The regulator has been busy: 160 regulatory and criminal investigations, 2,000 intelligence reports and ‘hundreds’ of risk-based assessments. £19.6m worth of fines have been awarded and sanctions have been applied to personal licensees. There has also been proactivity – workshops, webinars and instructional videos as well as extensive publication of enforcement actions. The industry is better-informed of regulatory expectations than it has been at any previous time and one has to say that some of the doings that have given rise to Commission action really shouldn’t have happened.
However the drawing of lessons from the immediate past is only one part of these reports from the regulator. They also point to the future and provide clear hints about how regulatory thinking is evolving. Of particular interest is the regulator’s clear conflation of ‘consumer protection’ with ‘affordability’ and the separation of ‘affordability’ from social responsibility. Perhaps for the first time, the regulator sets out what the average Briton in a certain category of employment can expect to have in his or her pocket each month after paying the mortgage, food, petrol, utilities, council tax and so on.
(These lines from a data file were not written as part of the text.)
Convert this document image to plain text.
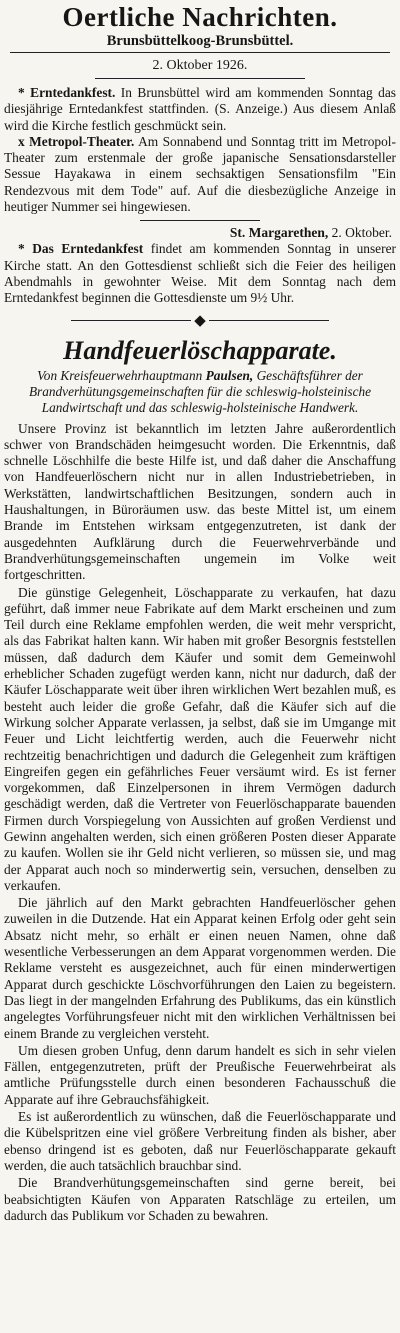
Oertliche Nachrichten.
Brunsbüttelkoog-Brunsbüttel.
2. Oktober 1926.

* Erntedankfest. In Brunsbüttel wird am kommenden Sonntag das diesjährige Erntedankfest stattfinden. (S. Anzeige.) Aus diesem Anlaß wird die Kirche festlich geschmückt sein.

x Metropol-Theater. Am Sonnabend und Sonntag tritt im Metropol-Theater zum erstenmale der große japanische Sensationsdarsteller Sessue Hayakawa in einem sechsaktigen Sensationsfilm "Ein Rendezvous mit dem Tode" auf. Auf die diesbezügliche Anzeige in heutiger Nummer sei hingewiesen.

St. Margarethen, 2. Oktober.

* Das Erntedankfest findet am kommenden Sonntag in unserer Kirche statt. An den Gottesdienst schließt sich die Feier des heiligen Abendmahls in gewohnter Weise. Mit dem Sonntag nach dem Erntedankfest beginnen die Gottesdienste um 9½ Uhr.

◆
Handfeuerlöschapparate.
Von Kreisfeuerwehrhauptmann Paulsen, Geschäftsführer der Brandverhütungsgemeinschaften für die schleswig-holsteinische Landwirtschaft und das schleswig-holsteinische Handwerk.

Unsere Provinz ist bekanntlich im letzten Jahre außerordentlich schwer von Brandschäden heimgesucht worden. Die Erkenntnis, daß schnelle Löschhilfe die beste Hilfe ist, und daß daher die Anschaffung von Handfeuerlöschern nicht nur in allen Industriebetrieben, in Werkstätten, landwirtschaftlichen Besitzungen, sondern auch in Haushaltungen, in Büroräumen usw. das beste Mittel ist, um einem Brande im Entstehen wirksam entgegenzutreten, ist dank der ausgedehnten Aufklärung durch die Feuerwehrverbände und Brandverhütungsgemeinschaften ungemein im Volke weit fortgeschritten.

Die günstige Gelegenheit, Löschapparate zu verkaufen, hat dazu geführt, daß immer neue Fabrikate auf dem Markt erscheinen und zum Teil durch eine Reklame empfohlen werden, die weit mehr verspricht, als das Fabrikat halten kann. Wir haben mit großer Besorgnis feststellen müssen, daß dadurch dem Käufer und somit dem Gemeinwohl erheblicher Schaden zugefügt werden kann, nicht nur dadurch, daß der Käufer Löschapparate weit über ihren wirklichen Wert bezahlen muß, es besteht auch leider die große Gefahr, daß die Käufer sich auf die Wirkung solcher Apparate verlassen, ja selbst, daß sie im Umgange mit Feuer und Licht leichtfertig werden, auch die Feuerwehr nicht rechtzeitig benachrichtigen und dadurch die Gelegenheit zum kräftigen Eingreifen gegen ein gefährliches Feuer versäumt wird. Es ist ferner vorgekommen, daß Einzelpersonen in ihrem Vermögen dadurch geschädigt werden, daß die Vertreter von Feuerlöschapparate bauenden Firmen durch Vorspiegelung von Aussichten auf großen Verdienst und Gewinn angehalten werden, sich einen größeren Posten dieser Apparate zu kaufen. Wollen sie ihr Geld nicht verlieren, so müssen sie, und mag der Apparat auch noch so minderwertig sein, versuchen, denselben zu verkaufen.

Die jährlich auf den Markt gebrachten Handfeuerlöscher gehen zuweilen in die Dutzende. Hat ein Apparat keinen Erfolg oder geht sein Absatz nicht mehr, so erhält er einen neuen Namen, ohne daß wesentliche Verbesserungen an dem Apparat vorgenommen werden. Die Reklame versteht es ausgezeichnet, auch für einen minderwertigen Apparat durch geschickte Löschvorführungen den Laien zu begeistern. Das liegt in der mangelnden Erfahrung des Publikums, das ein künstlich angelegtes Vorführungsfeuer nicht mit den wirklichen Verhältnissen bei einem Brande zu vergleichen versteht.

Um diesen groben Unfug, denn darum handelt es sich in sehr vielen Fällen, entgegenzutreten, prüft der Preußische Feuerwehrbeirat als amtliche Prüfungsstelle durch einen besonderen Fachausschuß die Apparate auf ihre Gebrauchsfähigkeit.

Es ist außerordentlich zu wünschen, daß die Feuerlöschapparate und die Kübelspritzen eine viel größere Verbreitung finden als bisher, aber ebenso dringend ist es geboten, daß nur Feuerlöschapparate gekauft werden, die auch tatsächlich brauchbar sind.

Die Brandverhütungsgemeinschaften sind gerne bereit, bei beabsichtigten Käufen von Apparaten Ratschläge zu erteilen, um dadurch das Publikum vor Schaden zu bewahren.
The conclusion is reached that on average the British population have disposable income per month from a figure of less than £125 up to £499 – equivalent to less than £1,500 and £6,000 per annum. It is also pointed out that this amount has to cover ‘transport, fuel, monthly contractual payments (mobile phones, cars, life insurance), vehicle maintenance (service, repairs, MOT), clothing and personal care’.
What is significant about this is that this is the first time (to the writer’s knowledge) that any regulator has gone into this degree of detail about the personal circumstances of players and the first time that these notional disposable income statistics have been characterised as ‘clear benchmarks that should drive Social Responsibility triggers’. The Commission almost trips over the line of requiring gambling to be withdrawn if a player hasn’t paid their phone bill that month but rather pulls back at the last minute, merely noting that ‘most people would consider it harmful if they were spending all their disposable income gambling’ and that the financial parameters based around domestic outgoings – ‘affordability’ – should ‘identify instances where an operator needs to understand more’. The regulatory risk that this presents is that it is likely to be unsatisfactory to do no more than identify unlawful sources of funds and pathological gambling (difficult enough though that is) and that – additionally – an operator should be aware of ‘whether customers are spending an affordable amount’. It is this last principle that calls for interpretation. A customer may well want to spend a lot on gambling – an amount which another person might consider ‘unaffordable’. The question is whether a person who may be entirely in control of their gambling and who is using legitimate funds – now needs to be told that their gambling is ‘unaffordable’ and that they should instead be using their money to defray the costs of the things that the Commission lists as monthly necessities – mobile phone payments, car leasing costs, council tax…and so on. The three principles are rather jumbled up in the relevant passages of the Enforcement report and it may be that the regulator is doing no more than emphasise that ‘affordability’ should be a more prominent factor amongst those taken into account by a comprehensive ongoing KYC overview of each player. However it does raise the threat that an operator might be blamed for nothing more than a customer overspending.